Spike is motivated by love. In season two of Buffy, he teams up with the good guys to help save the world because he wants his girlfriend Drusilla back. Season five of Angel further cements that he was motivated by love rather than evil, with flashbacks of his early days as a vampire. He does evil things to impress Drusilla rather than for the sake of them.

His turn to good is also motivated by love. When he falls in love with Buffy, he starts to help the crew fight evil. He doesn’t do it out of a moral imperative to be good, and in fact, he sometimes turns to evil to accomplish his goal of “helping.” His primary motivation for doing what he does is selfishness. He wants his love interest to return his favor and will do whatever it takes to achieve that goal, whether it’s good or evil.


Twitch streamer ComehaveaBagel, who often streams Dungeons & Dragons as a Dungeon Master,  considers the Marvel fan-favorite Deadpool an iconic example of chaotic neutral in action. As a mercenary, he doesn’t follow the code of conduct that other Marvel superheroes embrace. Instead, he does whatever he needs to in order to get the job done.

Deadpool is a complex character, and there is lively debate about where he truly fits in the alignment system. Some claim that he’s chaotic good because he generally works for the good guys, but others think of him as chaotic evil because he doesn’t care who gets hurt unless it’s someone close to him.

Ultimately, character alignments aren’t set in stone, especially in fiction. It’s easy to ensure that you stick to an alignment while playing a game, but a story requires complex characters who grow, change, and develop. Deadpool may fall into numerous alignments during the course of his development.
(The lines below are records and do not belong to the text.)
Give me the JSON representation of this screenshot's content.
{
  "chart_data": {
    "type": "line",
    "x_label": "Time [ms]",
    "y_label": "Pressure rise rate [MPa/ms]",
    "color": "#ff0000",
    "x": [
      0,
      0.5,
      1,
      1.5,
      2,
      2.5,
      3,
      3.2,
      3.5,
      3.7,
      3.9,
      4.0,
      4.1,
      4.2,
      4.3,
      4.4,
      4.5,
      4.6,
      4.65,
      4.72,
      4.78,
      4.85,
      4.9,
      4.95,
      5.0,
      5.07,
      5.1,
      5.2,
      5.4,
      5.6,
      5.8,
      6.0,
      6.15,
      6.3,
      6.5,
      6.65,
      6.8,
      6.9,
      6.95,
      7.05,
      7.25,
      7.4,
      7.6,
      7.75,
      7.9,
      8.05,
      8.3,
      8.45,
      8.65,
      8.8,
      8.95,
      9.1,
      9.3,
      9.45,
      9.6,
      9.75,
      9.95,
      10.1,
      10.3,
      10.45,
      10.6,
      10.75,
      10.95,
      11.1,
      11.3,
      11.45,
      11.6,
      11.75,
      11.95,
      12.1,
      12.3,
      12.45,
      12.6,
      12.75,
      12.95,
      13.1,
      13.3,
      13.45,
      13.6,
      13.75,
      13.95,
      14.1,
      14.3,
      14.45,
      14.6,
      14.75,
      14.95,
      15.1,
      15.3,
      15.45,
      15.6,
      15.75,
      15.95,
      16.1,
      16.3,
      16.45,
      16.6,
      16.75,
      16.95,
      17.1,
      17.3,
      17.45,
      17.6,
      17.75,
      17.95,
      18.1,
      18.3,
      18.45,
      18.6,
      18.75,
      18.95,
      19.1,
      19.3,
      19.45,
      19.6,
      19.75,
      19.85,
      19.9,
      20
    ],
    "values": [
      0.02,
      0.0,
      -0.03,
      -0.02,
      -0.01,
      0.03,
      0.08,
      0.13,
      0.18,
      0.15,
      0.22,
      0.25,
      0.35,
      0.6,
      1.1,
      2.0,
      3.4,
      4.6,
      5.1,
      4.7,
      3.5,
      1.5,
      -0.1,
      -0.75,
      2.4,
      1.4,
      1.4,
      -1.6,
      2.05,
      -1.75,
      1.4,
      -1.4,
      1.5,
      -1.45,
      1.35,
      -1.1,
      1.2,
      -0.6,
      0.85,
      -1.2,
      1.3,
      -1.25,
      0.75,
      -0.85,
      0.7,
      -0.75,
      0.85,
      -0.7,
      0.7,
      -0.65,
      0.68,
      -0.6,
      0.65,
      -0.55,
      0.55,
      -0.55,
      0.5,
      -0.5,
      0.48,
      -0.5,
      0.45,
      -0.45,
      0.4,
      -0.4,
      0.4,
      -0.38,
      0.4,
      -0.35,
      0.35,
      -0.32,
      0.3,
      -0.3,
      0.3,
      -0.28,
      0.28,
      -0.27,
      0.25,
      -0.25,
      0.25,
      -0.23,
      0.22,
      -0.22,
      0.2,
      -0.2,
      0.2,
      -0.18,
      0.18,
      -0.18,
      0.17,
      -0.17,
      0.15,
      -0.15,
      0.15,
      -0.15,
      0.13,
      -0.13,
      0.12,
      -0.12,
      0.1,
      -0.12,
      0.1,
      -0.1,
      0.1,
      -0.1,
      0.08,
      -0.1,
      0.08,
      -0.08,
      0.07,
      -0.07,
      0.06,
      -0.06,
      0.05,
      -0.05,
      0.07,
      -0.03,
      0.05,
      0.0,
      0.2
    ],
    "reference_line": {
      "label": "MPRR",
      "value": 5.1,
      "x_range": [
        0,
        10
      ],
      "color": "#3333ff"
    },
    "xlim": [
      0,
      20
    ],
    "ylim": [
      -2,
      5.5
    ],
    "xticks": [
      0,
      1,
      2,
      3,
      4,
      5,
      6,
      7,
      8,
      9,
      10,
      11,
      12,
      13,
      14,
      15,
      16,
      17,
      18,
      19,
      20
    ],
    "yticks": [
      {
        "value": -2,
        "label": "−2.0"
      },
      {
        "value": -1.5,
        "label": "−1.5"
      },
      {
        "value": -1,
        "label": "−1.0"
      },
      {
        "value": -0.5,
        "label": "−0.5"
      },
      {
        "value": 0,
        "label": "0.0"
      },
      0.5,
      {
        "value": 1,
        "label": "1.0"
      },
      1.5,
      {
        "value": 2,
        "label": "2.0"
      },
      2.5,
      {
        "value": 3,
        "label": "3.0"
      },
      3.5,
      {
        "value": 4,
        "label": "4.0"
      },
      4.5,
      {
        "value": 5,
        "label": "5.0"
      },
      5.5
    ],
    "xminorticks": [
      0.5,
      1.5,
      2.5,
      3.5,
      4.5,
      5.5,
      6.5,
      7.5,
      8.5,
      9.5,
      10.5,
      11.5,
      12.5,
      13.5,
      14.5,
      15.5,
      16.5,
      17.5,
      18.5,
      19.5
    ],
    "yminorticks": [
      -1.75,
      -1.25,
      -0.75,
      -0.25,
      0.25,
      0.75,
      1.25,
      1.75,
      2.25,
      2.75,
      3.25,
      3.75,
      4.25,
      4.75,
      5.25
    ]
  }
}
Character Alignments are a Guide

Like all character alignments, the chaotic neutral alignment is just a guide. It gives us a good baseline for how to play a particular character, but it isn’t the only consideration. A generally good character is capable of evil, just as evil characters can potentially do good things. Alignments are general rules of behavior that you should try to stick to but don’t have to be strictly adhered to.